Stupid Bastards: March 2013
Welcome to the "Stupid Bastards" monthly article where the writers of Comic Bastards come together and pick their worst or bad moments in the industry ranging from actual comic issues, to news and even the entertainment industry. Kick your shoes off and enjoy the read, but don't forget to check out the "Lucky Bastards" article prior to this.
Ed: The "M Word" Controversy
Of all the things to get worked up over, a well-intentioned but ham-fisted speech by a B-list superhero is amongst the most pointless. It's no fun to see my favorite message boards and twitter feed flooded by people rushing to take offence on one side and people saying offensive things on the other. Rick Remender's "hobo piss" response was like a red rag to a bull; come on people - we should all be rising above this crap.
Steve: DC Comics – WTF Year
Like most everyone reading this, I grew up on three things: pop rocks, Teenage Mutant Ninja Turtle Pies and DC Comics. The latter particularly instilled a healthy obsession within me that continues to this day ... or should I say yesterday? Don’t get me wrong, there remain a few books at DC that I simply refuse to give up, but mostly in the way that you’re still friends with that douchebag just because you’ve been friends with him for so long. Because of recent shake ups and unceremonious creator exits, I just find myself finally losing my faith in the brand, which really sucks.
With Andy Diggle leaving Action Comics (a title I was really looking forward to seeing him re-energize with artist Tony Daniel ... who has now also left the book), Joshua Hale Fialkov leaving his Green Lantern projects in the dark and the much ballyhooed comic kerfuffle that forced Chris Sprouse to leave anti-gay mouthpiece Orson Scott Card’s now-abandoned Adventures of Superman, it’s hard not to see DC as a big, fat fuck-up.
Thing is, it feels like DC just needs to sit down, rethink their general direction, admit that they’ve grown sloppy and do a bit of house cleaning.

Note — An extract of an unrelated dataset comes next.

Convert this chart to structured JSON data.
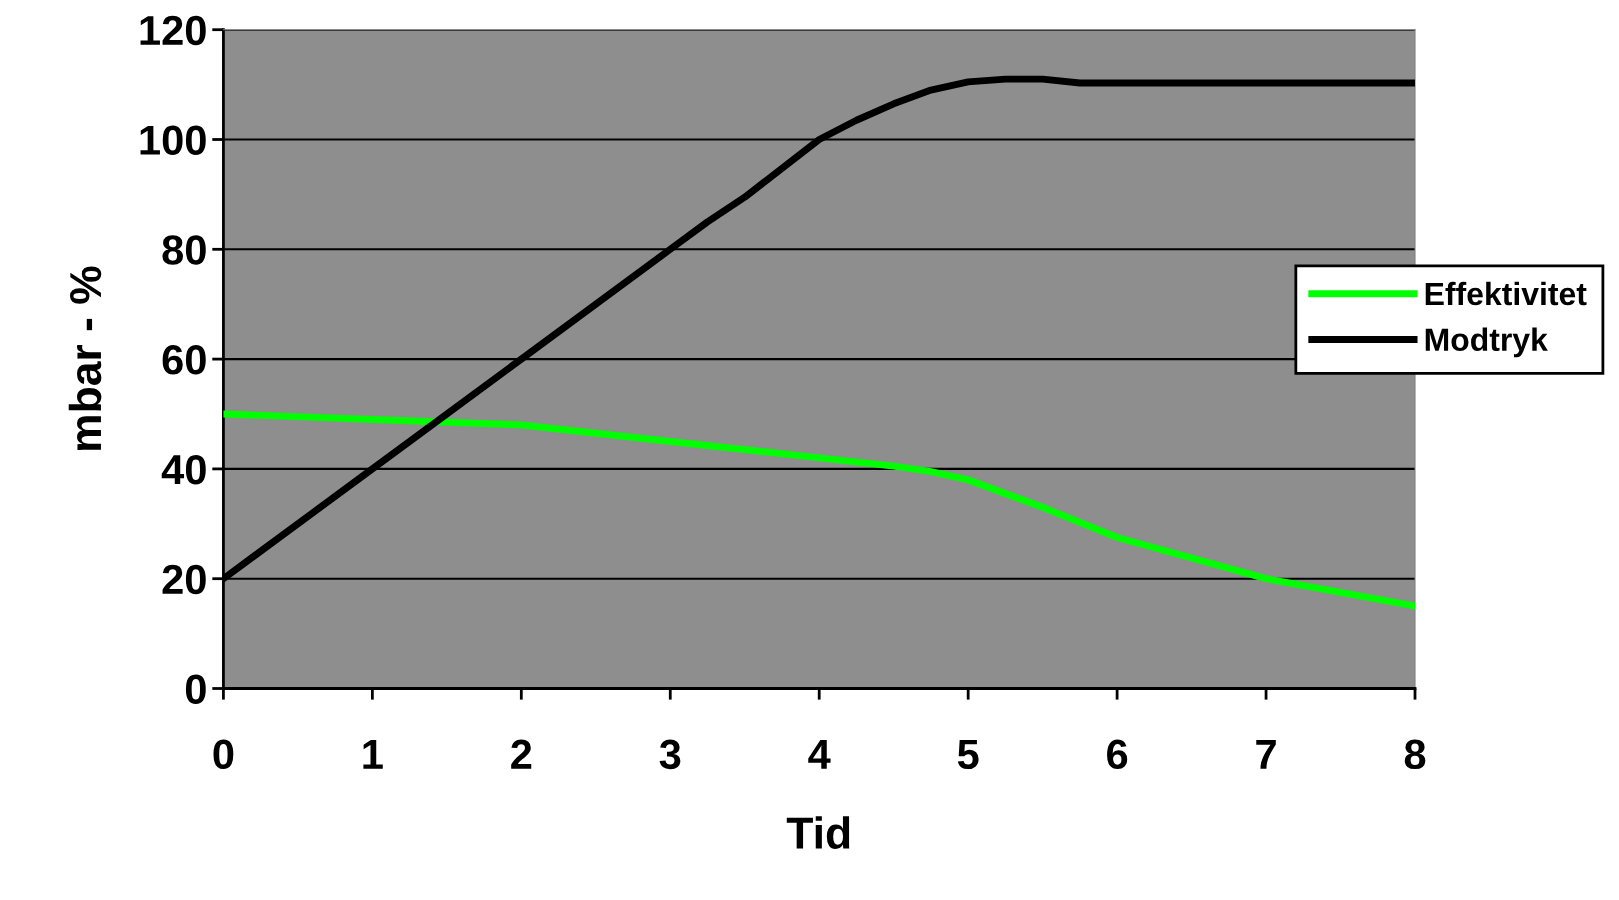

I do truly believe they can reestablish the foundations that made the New 52 so exciting, as well as reignite why I fell in love with the company in the first place. I really do. But these untimely, very public boners need to stop popping up all over the place, otherwise DC is just going to end up dry humping itself to death.
Samantha: Dredd 2 Not Happening
I was never a Dredd fan until this new movie came out. Now, I want more Dredd. Nothing more to say, but let us make this a cult classic so they will have to make a second.
Jordan: The Walking Dead Season Finale (Spoiler Warning)
For all the praise I have to sing of this season of The Walking Dead I have to say, what a goddamn disappointment of an ending! Are you kidding me?! We were teased all the way back at the end of season two with the prison, but we all knew what that really meant, The Governor. We were ready for a real villain in The Walking Dead and we were pumped when we got him. David Morrisey did a great job with a different yet still excellent take on the notorious villain, all season an all-out war between Rick and the Governor was held tantalizingly in front of our noses, and tension was expertly built. By the scene in the finale where the Gov. made his move I was literally sweating on my couch, the buildup, here is comes! Here it comes! annnddd—nothing, all that and The Governor just kind of says, “nah fuck this jazz” and were left feeling as used as a tissue crumpled up under the bed of a pent up teenager.
Andrea dying?! That was your card?! Really?! I tell myself that that shit was an early April Fool’s joke some troll of a writer cooked up. So many of us jokingly talked about it, wished for it and they gave it to us. I had to actually laugh aloud during the whole bit, imagining the tongue held hard in the cheek of the writer as he wrote such a dramatic and fond farewell to such a terrible character. All fine. But robbing us of the battle, jacking us up with that terrifically badass bit with the Gatling gun and the rocket launchers, only to have the villain turn tail at the last second? Come on, that was just cheap.
Dustin: Angela Hanging Out With Ultron
Fuck this noise. I don't give a shit about the ending of Age of Ultron and I find this all incredibly dumb. It feels like what happened to DC back when they were on top of the comic game and started buying up all these characters from other companies just because they could. How did that turn out you ask? They had to reboot and now they're back in second place. I guess this is actually good news if you're a DC fan since in ten years Marvel will just have to do a full reboot to fix whatever other characters they decide to merge with the 616 Universe.
Matt: The TMNT Movie In General
This has just been the epitome of stupid. First, Michael Bay is in charge, which is bad enough, but then April O’Neil is being play by Megan Fox. Please, just shoot me. This is followed up by the Turtles being cast as every random ass actor under the sun, including an underwear model that played Aquaman on Smallville. I can tell you right now, I love the Turtles to death, but I am not going to waste my money to go see this crap. Please Hollywood; stop trying to destroy my childhood.